NASA's Artemis II splashed down safely in April 2026, and the post-mission engineering review is now underway. This matters because it is the gate that unlocks Artemis III — the first crewed lunar landing — and every downstream contract attached to it: power systems, in-situ resource utilisation, communications gear. The White House OSTP issued the National Initiative for American Space Nuclear Power on April 14, embedding nuclear fission reactors into the Moon programme itself. NASA's fission surface power programme has June 2026 marked for significant hardware design work, with the SR-1 Freedom space reactor scheduled for launch in December 2028 and Lunar Reactor-1 slated for 2030. Watch the post-flight assessment readout closely — any major issue delays the entire cadence.
On the Lightning side, Core Lightning v26.04 released April 20 with a quiet but structural shift: negative routing fees. Node operators can now subsidise routing through underutilised channels to rebalance liquidity proactively instead of waiting for channels to drain. This is not a revenue move — it is a liquidity-shaping tool. Fedimint v0.11.0 (April 17) shipped new gateway recovery and mnemonic management, meaning operators can now restore a federated custody setup from a single mnemonic. The barrier to entry for community-run custody just dropped meaningfully. Between negative fees, Nostr Wallet Connect as a pure communication layer, and easier Fedimint operations, the sovereignty infrastructure stack is hardening at the edges.

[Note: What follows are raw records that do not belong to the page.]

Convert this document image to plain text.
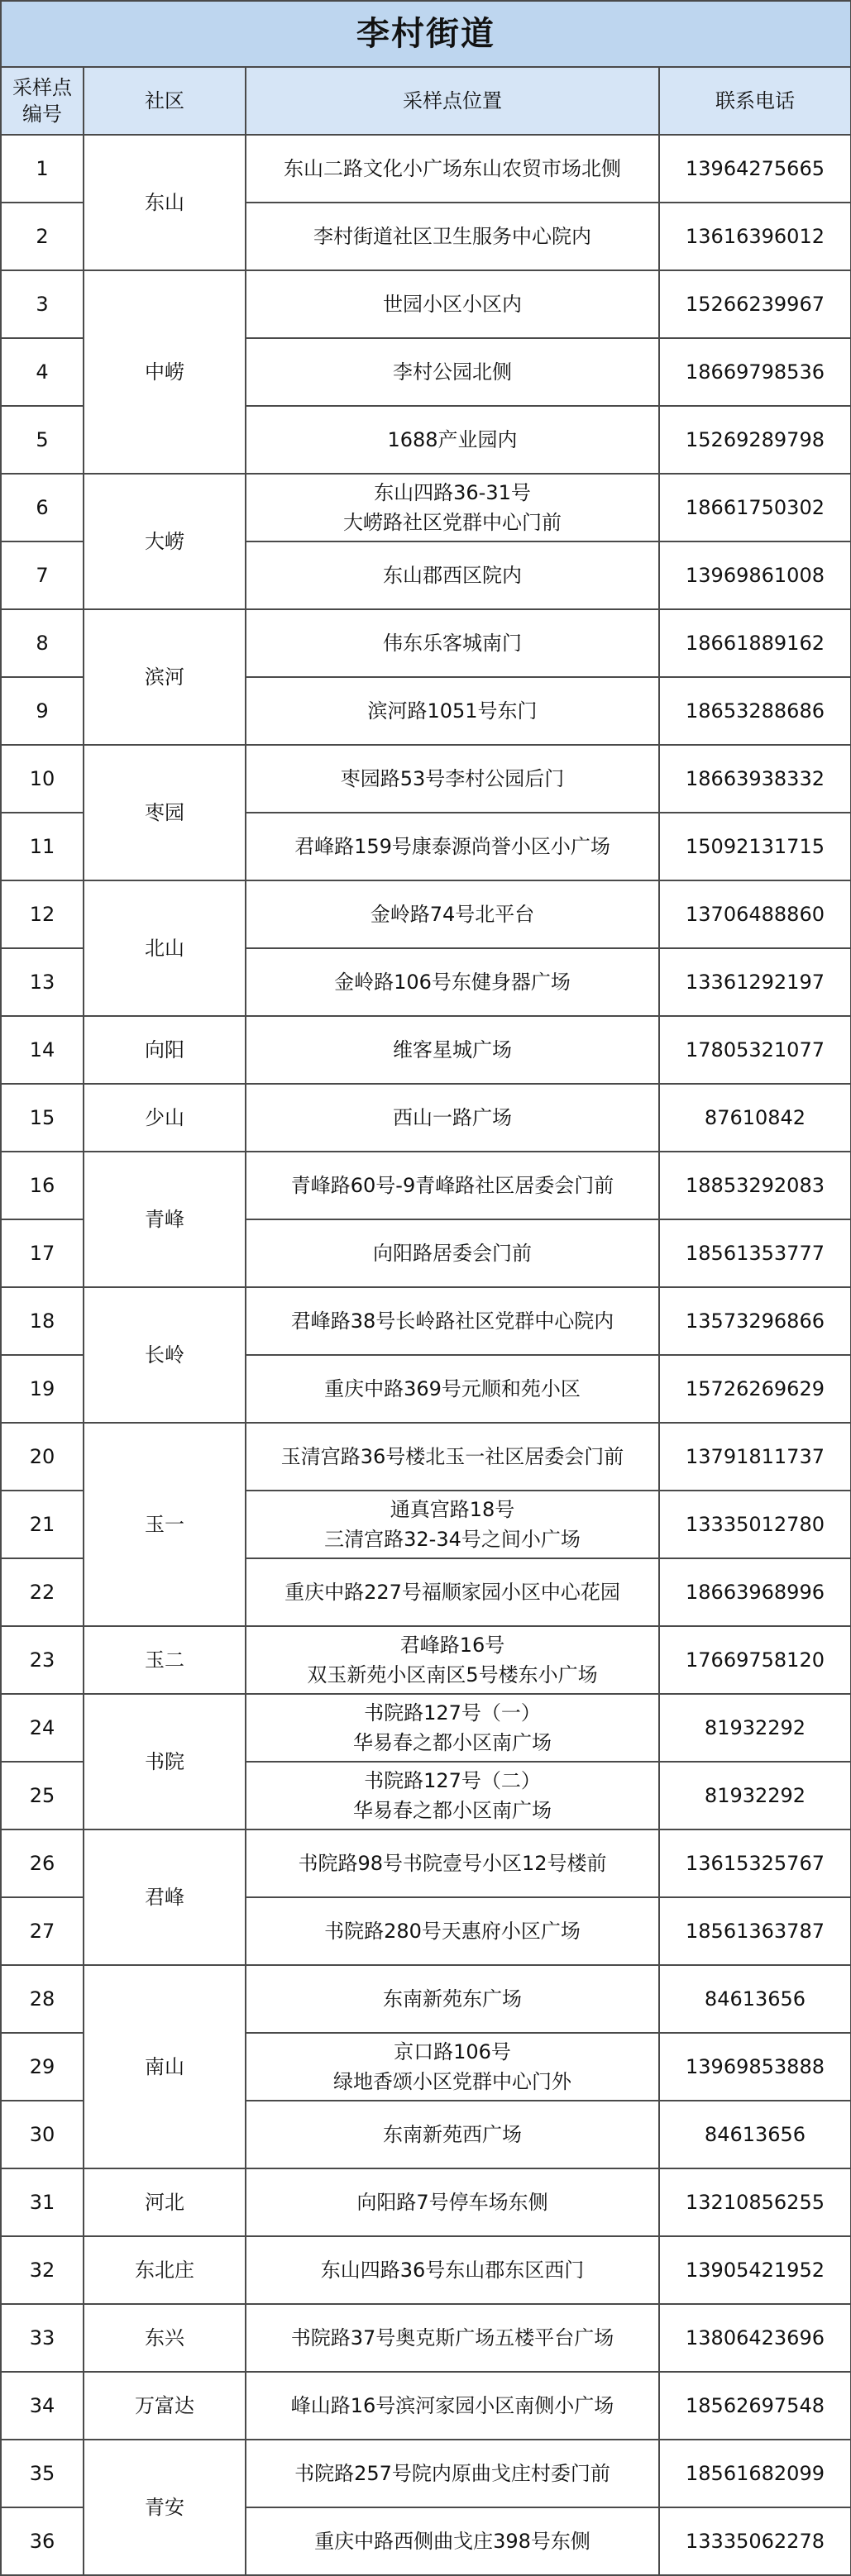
李村街道			
采样点
编号	社区	采样点位置	联系电话
1	东山	东山二路文化小广场东山农贸市场北侧	13964275665
2		李村街道社区卫生服务中心院内	13616396012
3	中崂	世园小区小区内	15266239967
4		李村公园北侧	18669798536
5		1688产业园内	15269289798
6	大崂	东山四路36-31号
大崂路社区党群中心门前	18661750302
7		东山郡西区院内	13969861008
8	滨河	伟东乐客城南门	18661889162
9		滨河路1051号东门	18653288686
10	枣园	枣园路53号李村公园后门	18663938332
11		君峰路159号康泰源尚誉小区小广场	15092131715
12	北山	金岭路74号北平台	13706488860
13		金岭路106号东健身器广场	13361292197
14	向阳	维客星城广场	17805321077
15	少山	西山一路广场	87610842
16	青峰	青峰路60号-9青峰路社区居委会门前	18853292083
17		向阳路居委会门前	18561353777
18	长岭	君峰路38号长岭路社区党群中心院内	13573296866
19		重庆中路369号元顺和苑小区	15726269629
20	玉一	玉清宫路36号楼北玉一社区居委会门前	13791811737
21		通真宫路18号
三清宫路32-34号之间小广场	13335012780
22		重庆中路227号福顺家园小区中心花园	18663968996
23	玉二	君峰路16号
双玉新苑小区南区5号楼东小广场	17669758120
24	书院	书院路127号（一）
华易春之都小区南广场	81932292
25		书院路127号（二）
华易春之都小区南广场	81932292
26	君峰	书院路98号书院壹号小区12号楼前	13615325767
27		书院路280号天惠府小区广场	18561363787
28	南山	东南新苑东广场	84613656
29		京口路106号
绿地香颂小区党群中心门外	13969853888
30		东南新苑西广场	84613656
31	河北	向阳路7号停车场东侧	13210856255
32	东北庄	东山四路36号东山郡东区西门	13905421952
33	东兴	书院路37号奥克斯广场五楼平台广场	13806423696
34	万富达	峰山路16号滨河家园小区南侧小广场	18562697548
35	青安	书院路257号院内原曲戈庄村委门前	18561682099
36		重庆中路西侧曲戈庄398号东侧	13335062278
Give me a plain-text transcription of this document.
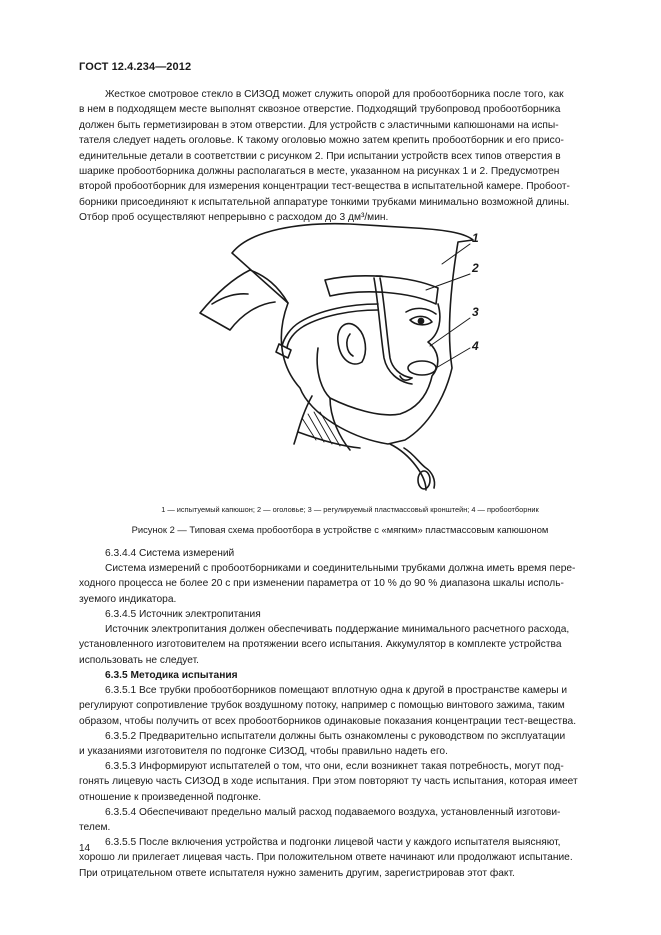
ГОСТ 12.4.234—2012
Жесткое смотровое стекло в СИЗОД может служить опорой для пробоотборника после того, как
в нем в подходящем месте выполнят сквозное отверстие. Подходящий трубопровод пробоотборника
должен быть герметизирован в этом отверстии. Для устройств с эластичными капюшонами на испы-
тателя следует надеть оголовье. К такому оголовью можно затем крепить пробоотборник и его присо-
единительные детали в соответствии с рисунком 2. При испытании устройств всех типов отверстия в
шарике пробоотборника должны располагаться в месте, указанном на рисунках 1 и 2. Предусмотрен
второй пробоотборник для измерения концентрации тест-вещества в испытательной камере. Пробоот-
борники присоединяют к испытательной аппаратуре тонкими трубками минимально возможной длины.
Отбор проб осуществляют непрерывно с расходом до 3 дм³/мин.
1
2
3
4
1 — испытуемый капюшон; 2 — оголовье; 3 — регулируемый пластмассовый кронштейн; 4 — пробоотборник
Рисунок 2 — Типовая схема пробоотбора в устройстве с «мягким» пластмассовым капюшоном
6.3.4.4 Система измерений
Система измерений с пробоотборниками и соединительными трубками должна иметь время пере-
ходного процесса не более 20 с при изменении параметра от 10 % до 90 % диапазона шкалы исполь-
зуемого индикатора.
6.3.4.5 Источник электропитания
Источник электропитания должен обеспечивать поддержание минимального расчетного расхода,
установленного изготовителем на протяжении всего испытания. Аккумулятор в комплекте устройства
использовать не следует.
6.3.5 Методика испытания
6.3.5.1 Все трубки пробоотборников помещают вплотную одна к другой в пространстве камеры и
регулируют сопротивление трубок воздушному потоку, например с помощью винтового зажима, таким
образом, чтобы получить от всех пробоотборников одинаковые показания концентрации тест-вещества.
6.3.5.2 Предварительно испытатели должны быть ознакомлены с руководством по эксплуатации
и указаниями изготовителя по подгонке СИЗОД, чтобы правильно надеть его.
6.3.5.3 Информируют испытателей о том, что они, если возникнет такая потребность, могут под-
гонять лицевую часть СИЗОД в ходе испытания. При этом повторяют ту часть испытания, которая имеет
отношение к произведенной подгонке.
6.3.5.4 Обеспечивают предельно малый расход подаваемого воздуха, установленный изготови-
телем.
6.3.5.5 После включения устройства и подгонки лицевой части у каждого испытателя выясняют,
хорошо ли прилегает лицевая часть. При положительном ответе начинают или продолжают испытание.
При отрицательном ответе испытателя нужно заменить другим, зарегистрировав этот факт.
14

Energy research published April 20 surfaces two constraints that matter in parallel. First: AI data centre loads create power transients on millisecond timescales — far faster than standard inverter control was designed for. *'Composite Control of Grid-Following Inverters for Stabilizing AI-Induced Fast Power Disturbances'* from Kosanic & Ilic develops singular perturbation control to fix this, the first rigorous treatment of inference load as a grid stability input. Second: transformers, switchgear, and grid-supporting equipment are an undermodelled hard ceiling on grid expansion speed. Yao & Dvorkin's *'Grid-Supporting Equipment Supply Chains Constrain the Feasible Pace of Power System Expansion'* integrates stock-flow modelling and bill-of-materials accounting to prove it. Battery storage installations exceeded 2024's full-year total by mid-2025 — but these supply-chain constraints may be the invisible limit on how much faster that acceleration can go.
DISCLAIMER
This briefing is for informational purposes only and does not constitute financial, investment, legal, or tax advice.